Nurses collaborate with other healthcare professionals

Nurses are the only consistent healthcare teams who always stay by the patient’s bedside. They must collaborate with other healthcare professionals to improve patient care and health. A nurse is at the center of all patient activities. They keep tabs on all the other patient care recommendations from the rest of the healthcare team and know how each plan improves the patient’s condition. They are in an environment of continuous learning, networking, and building their knowledge base.

Leadership opportunities

The skills nurses learn when interacting with other healthcare professionals and caring for patients equip them to grow in their careers. One can be a charge nurse in the unit, monitoring staff, assigning schedules, and ensuring patient care while making decisions during the shifts. Nurses with solid leadership skills can take positions as unit managers, clinical nurse leaders, patient care directors, and other administration positions. Other leadership positions include clinical specialist, case manager, and advanced practice nurse. As a nurse, you’ll have various avenues to take on additional responsibilities that will see you climb the career ladder.

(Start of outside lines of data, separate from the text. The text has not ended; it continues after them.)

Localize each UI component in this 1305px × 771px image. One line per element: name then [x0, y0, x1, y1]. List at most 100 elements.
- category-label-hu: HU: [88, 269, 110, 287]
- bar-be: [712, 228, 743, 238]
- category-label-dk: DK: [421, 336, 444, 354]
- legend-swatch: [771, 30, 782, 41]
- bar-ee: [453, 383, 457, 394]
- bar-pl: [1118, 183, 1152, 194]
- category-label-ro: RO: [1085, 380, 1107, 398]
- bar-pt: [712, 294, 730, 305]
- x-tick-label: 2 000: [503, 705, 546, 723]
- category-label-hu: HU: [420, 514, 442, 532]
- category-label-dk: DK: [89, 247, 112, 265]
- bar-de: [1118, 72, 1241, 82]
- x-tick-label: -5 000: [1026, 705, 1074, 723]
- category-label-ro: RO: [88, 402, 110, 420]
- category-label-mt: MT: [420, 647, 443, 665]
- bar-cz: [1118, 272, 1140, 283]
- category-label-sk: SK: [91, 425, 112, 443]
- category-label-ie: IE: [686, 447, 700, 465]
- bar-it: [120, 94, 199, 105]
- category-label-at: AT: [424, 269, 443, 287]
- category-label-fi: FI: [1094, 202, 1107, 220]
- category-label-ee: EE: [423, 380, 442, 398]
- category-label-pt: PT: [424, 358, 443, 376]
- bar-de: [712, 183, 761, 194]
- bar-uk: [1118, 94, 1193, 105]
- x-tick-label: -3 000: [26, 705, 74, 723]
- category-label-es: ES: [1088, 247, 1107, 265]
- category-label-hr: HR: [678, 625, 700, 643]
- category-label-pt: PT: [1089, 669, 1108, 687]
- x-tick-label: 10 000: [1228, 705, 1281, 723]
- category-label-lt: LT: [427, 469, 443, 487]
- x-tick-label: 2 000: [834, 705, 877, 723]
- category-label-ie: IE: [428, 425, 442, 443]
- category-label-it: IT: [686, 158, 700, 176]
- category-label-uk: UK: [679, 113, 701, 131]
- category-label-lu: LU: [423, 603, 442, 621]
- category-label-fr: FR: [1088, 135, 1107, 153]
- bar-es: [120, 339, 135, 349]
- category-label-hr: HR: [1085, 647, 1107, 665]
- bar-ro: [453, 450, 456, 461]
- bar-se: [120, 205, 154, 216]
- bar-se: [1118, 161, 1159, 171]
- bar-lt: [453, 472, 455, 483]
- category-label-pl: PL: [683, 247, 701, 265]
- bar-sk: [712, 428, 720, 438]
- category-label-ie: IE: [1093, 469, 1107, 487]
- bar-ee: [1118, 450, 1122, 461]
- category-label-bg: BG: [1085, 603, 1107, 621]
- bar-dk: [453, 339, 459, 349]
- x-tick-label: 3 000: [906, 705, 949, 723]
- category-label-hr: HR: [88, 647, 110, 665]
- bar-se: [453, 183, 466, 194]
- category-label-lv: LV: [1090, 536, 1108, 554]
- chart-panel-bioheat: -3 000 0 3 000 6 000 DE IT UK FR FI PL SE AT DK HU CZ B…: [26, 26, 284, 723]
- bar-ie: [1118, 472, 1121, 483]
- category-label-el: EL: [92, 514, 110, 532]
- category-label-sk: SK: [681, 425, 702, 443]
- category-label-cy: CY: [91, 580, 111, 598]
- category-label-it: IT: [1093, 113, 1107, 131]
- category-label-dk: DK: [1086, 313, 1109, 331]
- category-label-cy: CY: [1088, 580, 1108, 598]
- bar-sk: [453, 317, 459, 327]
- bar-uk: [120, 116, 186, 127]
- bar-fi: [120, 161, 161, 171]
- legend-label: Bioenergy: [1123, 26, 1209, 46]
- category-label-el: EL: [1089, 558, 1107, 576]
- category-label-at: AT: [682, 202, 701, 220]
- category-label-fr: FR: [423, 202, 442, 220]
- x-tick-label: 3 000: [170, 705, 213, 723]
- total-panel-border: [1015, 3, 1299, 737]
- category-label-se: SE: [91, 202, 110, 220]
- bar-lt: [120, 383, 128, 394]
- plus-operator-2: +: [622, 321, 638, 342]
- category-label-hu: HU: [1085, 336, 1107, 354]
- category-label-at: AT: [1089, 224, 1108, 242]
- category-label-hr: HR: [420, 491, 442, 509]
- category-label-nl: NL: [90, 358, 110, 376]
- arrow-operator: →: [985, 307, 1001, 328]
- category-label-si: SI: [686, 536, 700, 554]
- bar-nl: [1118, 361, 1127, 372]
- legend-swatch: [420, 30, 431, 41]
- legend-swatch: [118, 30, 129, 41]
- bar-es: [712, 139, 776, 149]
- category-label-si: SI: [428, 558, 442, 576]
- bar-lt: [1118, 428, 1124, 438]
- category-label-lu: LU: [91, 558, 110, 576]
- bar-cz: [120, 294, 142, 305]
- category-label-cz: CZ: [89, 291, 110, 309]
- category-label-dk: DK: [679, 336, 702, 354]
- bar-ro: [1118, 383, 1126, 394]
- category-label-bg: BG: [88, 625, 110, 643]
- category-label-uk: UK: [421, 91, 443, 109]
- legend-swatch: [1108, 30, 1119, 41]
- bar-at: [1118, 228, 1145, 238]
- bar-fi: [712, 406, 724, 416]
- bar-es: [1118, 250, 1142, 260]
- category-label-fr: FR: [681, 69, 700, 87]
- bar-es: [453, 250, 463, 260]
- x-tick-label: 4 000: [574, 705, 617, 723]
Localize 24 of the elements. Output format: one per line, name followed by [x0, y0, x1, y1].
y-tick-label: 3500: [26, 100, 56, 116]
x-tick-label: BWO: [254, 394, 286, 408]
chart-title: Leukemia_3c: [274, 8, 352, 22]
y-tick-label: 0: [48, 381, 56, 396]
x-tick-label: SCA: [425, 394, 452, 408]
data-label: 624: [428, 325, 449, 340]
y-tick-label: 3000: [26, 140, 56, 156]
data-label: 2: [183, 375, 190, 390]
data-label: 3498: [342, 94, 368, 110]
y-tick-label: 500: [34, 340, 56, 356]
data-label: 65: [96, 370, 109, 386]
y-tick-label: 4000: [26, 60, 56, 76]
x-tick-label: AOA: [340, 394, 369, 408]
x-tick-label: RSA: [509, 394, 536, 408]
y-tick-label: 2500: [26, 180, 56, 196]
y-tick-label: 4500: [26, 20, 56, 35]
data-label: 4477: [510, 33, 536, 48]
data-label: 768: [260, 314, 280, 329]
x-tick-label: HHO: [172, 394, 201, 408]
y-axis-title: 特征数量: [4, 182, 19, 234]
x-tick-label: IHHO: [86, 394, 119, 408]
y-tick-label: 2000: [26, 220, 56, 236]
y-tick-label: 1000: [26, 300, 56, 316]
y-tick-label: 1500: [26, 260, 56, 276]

How to become a nurse in the Washington metropolitan area

If you want to switch careers, you may wonder how to tap into this big opportunity and become a nurse in the Washington Metropolitan Area. To become a registered nurse in this part of the country, you must go through three steps. First, get a degree, pass the license exam and apply to the state board of nursing to get a license to practice.

The nursing education institution you attend will inform the state nursing board when you finish your study program. The licensing boards in Washington Metropolitan Area include the Maryland Board of Nursing, the D.C. Board of Nursing, and the Virginia Board of Nursing. The board will contact you and inform you if you’re eligible to take the National Licensure Examination (NCLEX-RN). You’ll sit the exam a month after graduation.

If you pass the required score, you can apply for work with your application form and fees, educational transcripts, criminal history checks, NCLEX-RN results, and proof of completion of the Child Abuse Recognition and Reporting course.

All the best as you start your career in the Washington Metropolitan Area!